Escalation tier: qwen3:32b

qwen3:32b is the local heavyweight tier for cases where the first model returns low confidence and the workload allows escalation. It is roughly a 19 GiB model, so it belongs on production-grade Ollama nodes, not small local clusters.

This is a different axis from choosing the default model:

  • default-model choice decides which model tries first;
  • escalation decides what happens when that first answer is not confident enough.

The troubleshoot agent escalates when:

  1. the parsed local diagnosis has confidence < confidence_threshold;
  2. escalate_to allows a second pass, such as ollama, openai, or claude;
  3. the required model or credential is available.

If escalation is disabled with escalate_to: "none", the agent returns the local diagnosis even when confidence is low.

Escalation calls can be slower than the local default. Cloud escalation backends should be interpreted with the same latency profile documented for Vertex AI: 0 to 3 diagnosis_lookup.attempts is normal, up to about 5 can be acceptable on a slow network, and sustained values above 5 should be investigated.

How the choice flows

For GKE deployments that use a cloud-managed backend instead of in-cluster Ollama, see Vertex AI Triage Backend.

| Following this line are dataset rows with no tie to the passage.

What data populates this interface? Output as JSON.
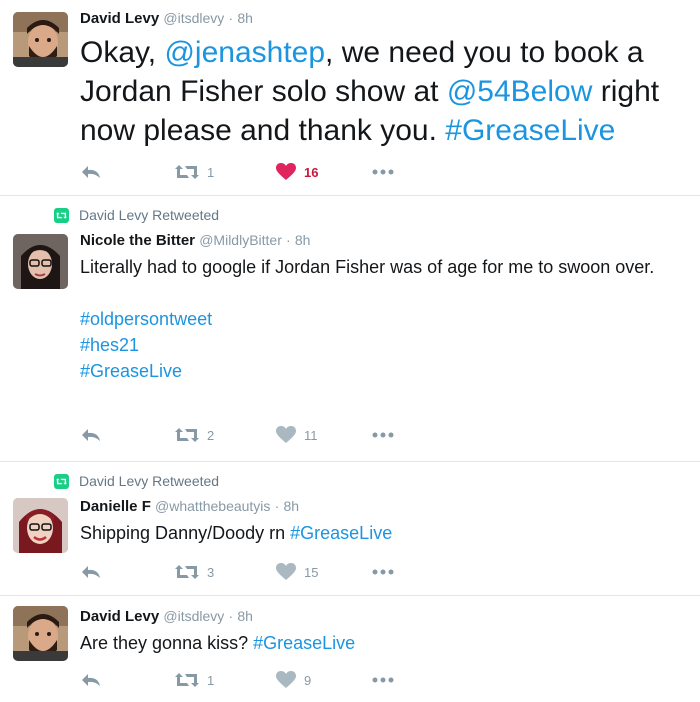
{
  "colors": {
    "link": "#1b95e0",
    "like": "#e0245e",
    "retweet_badge": "#19cf86",
    "muted": "#8899a6"
  },
  "tweets": [
    {
      "retweet_context": null,
      "name": "David Levy",
      "handle": "@itsdlevy",
      "time": "8h",
      "segments": [
        {
          "text": "Okay, "
        },
        {
          "text": "@jenashtep",
          "link": true
        },
        {
          "text": ", we need you to book a Jordan Fisher solo show at "
        },
        {
          "text": "@54Below",
          "link": true
        },
        {
          "text": " right now please and thank you. "
        },
        {
          "text": "#GreaseLive",
          "link": true
        }
      ],
      "retweets": "1",
      "likes": "16",
      "liked": true,
      "avatar_icon": "bearded-man-avatar"
    },
    {
      "retweet_context": "David Levy Retweeted",
      "name": "Nicole the Bitter",
      "handle": "@MildlyBitter",
      "time": "8h",
      "lines": [
        "Literally had to google if Jordan Fisher was of age for me to swoon over."
      ],
      "hashtags": [
        "#oldpersontweet",
        "#hes21",
        "#GreaseLive"
      ],
      "retweets": "2",
      "likes": "11",
      "liked": false,
      "avatar_icon": "woman-glasses-avatar"
    },
    {
      "retweet_context": "David Levy Retweeted",
      "name": "Danielle F",
      "handle": "@whatthebeautyis",
      "time": "8h",
      "segments": [
        {
          "text": "Shipping Danny/Doody rn "
        },
        {
          "text": "#GreaseLive",
          "link": true
        }
      ],
      "retweets": "3",
      "likes": "15",
      "liked": false,
      "avatar_icon": "woman-red-hair-avatar"
    },
    {
      "retweet_context": null,
      "name": "David Levy",
      "handle": "@itsdlevy",
      "time": "8h",
      "segments": [
        {
          "text": "Are they gonna kiss? "
        },
        {
          "text": "#GreaseLive",
          "link": true
        }
      ],
      "retweets": "1",
      "likes": "9",
      "liked": false,
      "avatar_icon": "bearded-man-avatar"
    }
  ],
  "separators": {
    "dot": "·"
  }
}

That page documents the MCP pointer-swap contract and the triage_mcp_server / triage_model workload names. The validated GKE production analogue for the default tier is gemini-2.5-flash; see the Model availability and the 404 troubleshooting note for why earlier gemini-2.0-flash examples hit 404 and were retired for this project.

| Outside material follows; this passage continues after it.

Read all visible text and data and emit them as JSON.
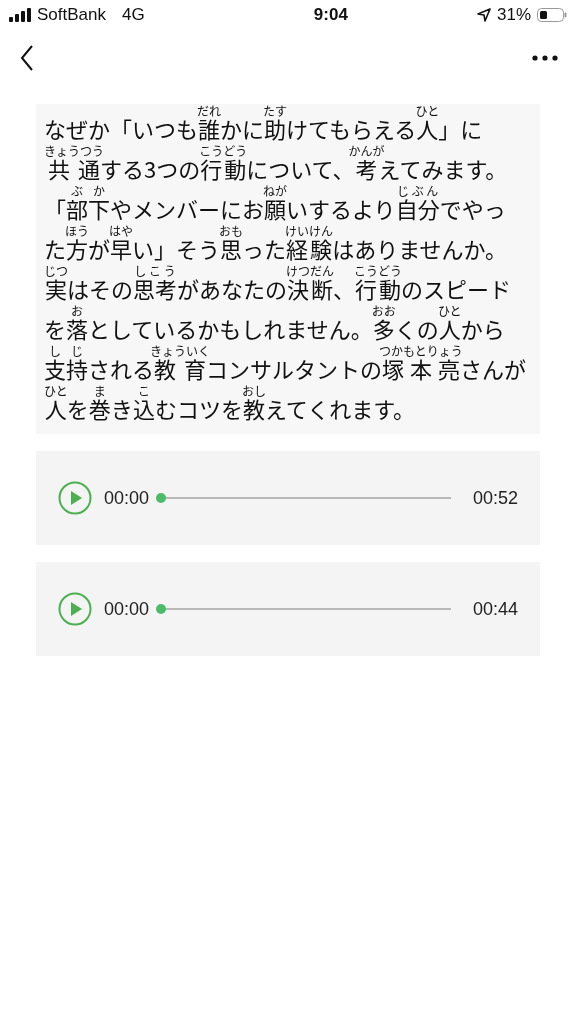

When that backend is mcp/vertex-ai, the expected polling profile is wider than local Ollama: 0 to 3 diagnosis_lookup.attempts is normal and up to about 5 can be acceptable on slow networks. See Cloud latency vs local for the measured GKE evidence.

Worked example:

{
"escalate_to": "none",
"ollama_model": "gemma4:e4b"
}

This payload asks the spike e2e workflow to use gemma4:e4b for the local diagnosis only. Because escalate_to is none, a low-confidence answer still returns from the local model and does not call the escalation tier.

Operational notes

  • The default Ollama pod budget was raised after ops#38 because 4 GiB was too small for reliable gemma3:4b inference. The local default is now a 3 GiB request and 5 GiB limit.
  • Local kind development uses Podman only. The Podman machine must mount the shared checkout path, including /Volumes:/Volumes on macOS, so kind can read manifests and local automation paths.
  • Run Podman and kind commands with XDG_DATA_HOME unset when the machine was created that way; otherwise the CLI can look at the wrong machine metadata.
  • Do not use Colima for the NoETL local kind workflow. Keep the Podman-backed kind-noetl path deterministic.
  • The 2026-05-06 gemma4:e4b validation result is recorded in bridge/outbox/20260506-025752-option-b-gemma4-evidence-doc-coverage.result.json in the ai-meta repository. Treat its cgroup math as the current sizing floor until a larger local VM or production node proves a new lower bound.